A Pilot Study of Parent Education Intervention Improves Early Childhood Development Among Toddlers with Sickle Cell Disease

Background: Young children with sickle cell disease (SCD) are at high risk of cognitive delay. In a previous study, >50% of the infants and toddlers in our SCD clinic were significantly delayed (scaled scores 7 or below) in cognitive and language skills. These developmental delays were related to the home environment, but not to biologic risk factors associated with SCD. We hypothesized that a parent education program to encourage positive parent-child interactions would improve developmental outcomes.
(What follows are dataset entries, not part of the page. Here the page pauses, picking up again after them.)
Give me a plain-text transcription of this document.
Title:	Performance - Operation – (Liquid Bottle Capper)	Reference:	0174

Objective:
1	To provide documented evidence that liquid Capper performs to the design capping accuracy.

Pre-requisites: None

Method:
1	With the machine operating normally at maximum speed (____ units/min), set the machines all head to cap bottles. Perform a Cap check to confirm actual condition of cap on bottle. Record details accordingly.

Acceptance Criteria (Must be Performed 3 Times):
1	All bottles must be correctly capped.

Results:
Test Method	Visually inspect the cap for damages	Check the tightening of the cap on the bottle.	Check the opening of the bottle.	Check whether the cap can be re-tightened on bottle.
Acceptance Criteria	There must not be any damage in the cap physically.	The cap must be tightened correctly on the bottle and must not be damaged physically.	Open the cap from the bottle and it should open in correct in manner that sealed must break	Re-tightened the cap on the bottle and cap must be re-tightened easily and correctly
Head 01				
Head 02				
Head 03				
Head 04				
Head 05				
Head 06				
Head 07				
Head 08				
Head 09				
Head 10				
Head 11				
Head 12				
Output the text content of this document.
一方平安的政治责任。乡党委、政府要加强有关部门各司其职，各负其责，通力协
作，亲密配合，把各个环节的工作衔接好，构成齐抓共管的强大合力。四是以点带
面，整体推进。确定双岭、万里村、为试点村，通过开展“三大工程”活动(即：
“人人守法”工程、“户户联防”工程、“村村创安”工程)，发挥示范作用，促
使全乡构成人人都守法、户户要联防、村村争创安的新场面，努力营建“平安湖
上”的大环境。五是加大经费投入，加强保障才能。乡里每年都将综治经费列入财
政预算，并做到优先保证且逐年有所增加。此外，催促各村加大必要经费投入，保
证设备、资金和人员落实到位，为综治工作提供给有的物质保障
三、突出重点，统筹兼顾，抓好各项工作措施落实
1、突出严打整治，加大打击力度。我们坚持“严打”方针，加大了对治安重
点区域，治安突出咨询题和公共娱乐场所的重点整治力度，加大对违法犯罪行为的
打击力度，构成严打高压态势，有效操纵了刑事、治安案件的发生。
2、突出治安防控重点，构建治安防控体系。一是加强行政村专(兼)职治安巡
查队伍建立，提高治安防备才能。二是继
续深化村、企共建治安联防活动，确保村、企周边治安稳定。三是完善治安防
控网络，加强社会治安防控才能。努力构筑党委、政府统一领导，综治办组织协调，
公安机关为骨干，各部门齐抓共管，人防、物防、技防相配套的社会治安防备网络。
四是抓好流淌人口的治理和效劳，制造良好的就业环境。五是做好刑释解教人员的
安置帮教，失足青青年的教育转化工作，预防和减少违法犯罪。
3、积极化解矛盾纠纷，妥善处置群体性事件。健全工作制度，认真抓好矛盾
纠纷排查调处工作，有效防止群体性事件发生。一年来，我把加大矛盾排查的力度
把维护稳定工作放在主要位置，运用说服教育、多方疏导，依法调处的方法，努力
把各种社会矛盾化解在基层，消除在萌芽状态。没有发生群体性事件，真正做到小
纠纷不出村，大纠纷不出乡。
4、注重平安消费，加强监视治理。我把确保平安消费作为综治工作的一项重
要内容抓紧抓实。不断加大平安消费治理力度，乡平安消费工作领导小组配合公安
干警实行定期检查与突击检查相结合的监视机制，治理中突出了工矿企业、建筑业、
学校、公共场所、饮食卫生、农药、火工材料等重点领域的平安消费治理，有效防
Methods: Children with SCD, ages 1 - 36 months, living in stable housing within 30 miles of the hospital and with caregivers who spoke fluent English were enrolled over a three-year period in a pilot study of a single-arm behavioral intervention. Caregivers consented to participate in an accredited Parents as Teachers (PAT) Born to Learn curriculum, and to complete Bayley Scales of Infant and Toddler Development, Third Edition (BSID-III) and the Home Observation for Measurement of the Environment (HOME) assessments. An occupational therapist, certified as a PAT provider, completed all services and assessments. Home visits were scheduled monthly, but participants could cancel or reschedule at their discretion. Participation continued until the child was older than 3.5 years, or the parent chose to exit, or at the end of the three-year pilot period. SCD measures were extracted from medical records upon enrollment in the study. Analyses were conducted using IBM SPSS Statistics (Version 22, Chicago, IL). Continuous data were analyzed using the Wilcoxon signed ranks test for comparisons over time.

Results: Thirty-five participants (20 male; 16 HbSS, 15 HbSC, 1 HbS beta thalassemia⁰, 1 HbS beta thalassemia⁺, 2 HbS with hereditary persistence of fetal hemoglobin) had at least 2 PAT visits with BSID-III assessments. The mean ages of children was 7.9 + 6 months (range, 1-34 months) and of primary caregivers was 25.2 + 5 years (range, 15-35). At baseline, the children's hematocrit was 28.0 + 3.5% (range, 22-39) and their pulse oximetry was 99 + 1.3% (range, 96-100). The median number of home visits was 12 (range, 2-41) over a median of 18 months (range, 2-32). None of the biological variables significantly correlated with the BSID-III domains, but the HOME scores correlated with cognition (r=.410, p=.014). While there was no significant difference in the pre/post HOME scores over time (pre: 29.2, post: 31.3, n=14; p=.161), statistically significant improvements occurred in the cognitive (p=.016) and expressive language domains (p=.002). Table I provides longitudinal BSID-III results.

Conclusion: Young children with SCD are at high risk for poor developmental outcomes. This is the first parenting intervention to specifically target parents of young children with SCD, and significant improvements occurred in the children's cognitive and expressive language domains. Further investigation is warranted to test the effect of implementation of this evidence-based intervention in a larger cohort of this vulnerable population.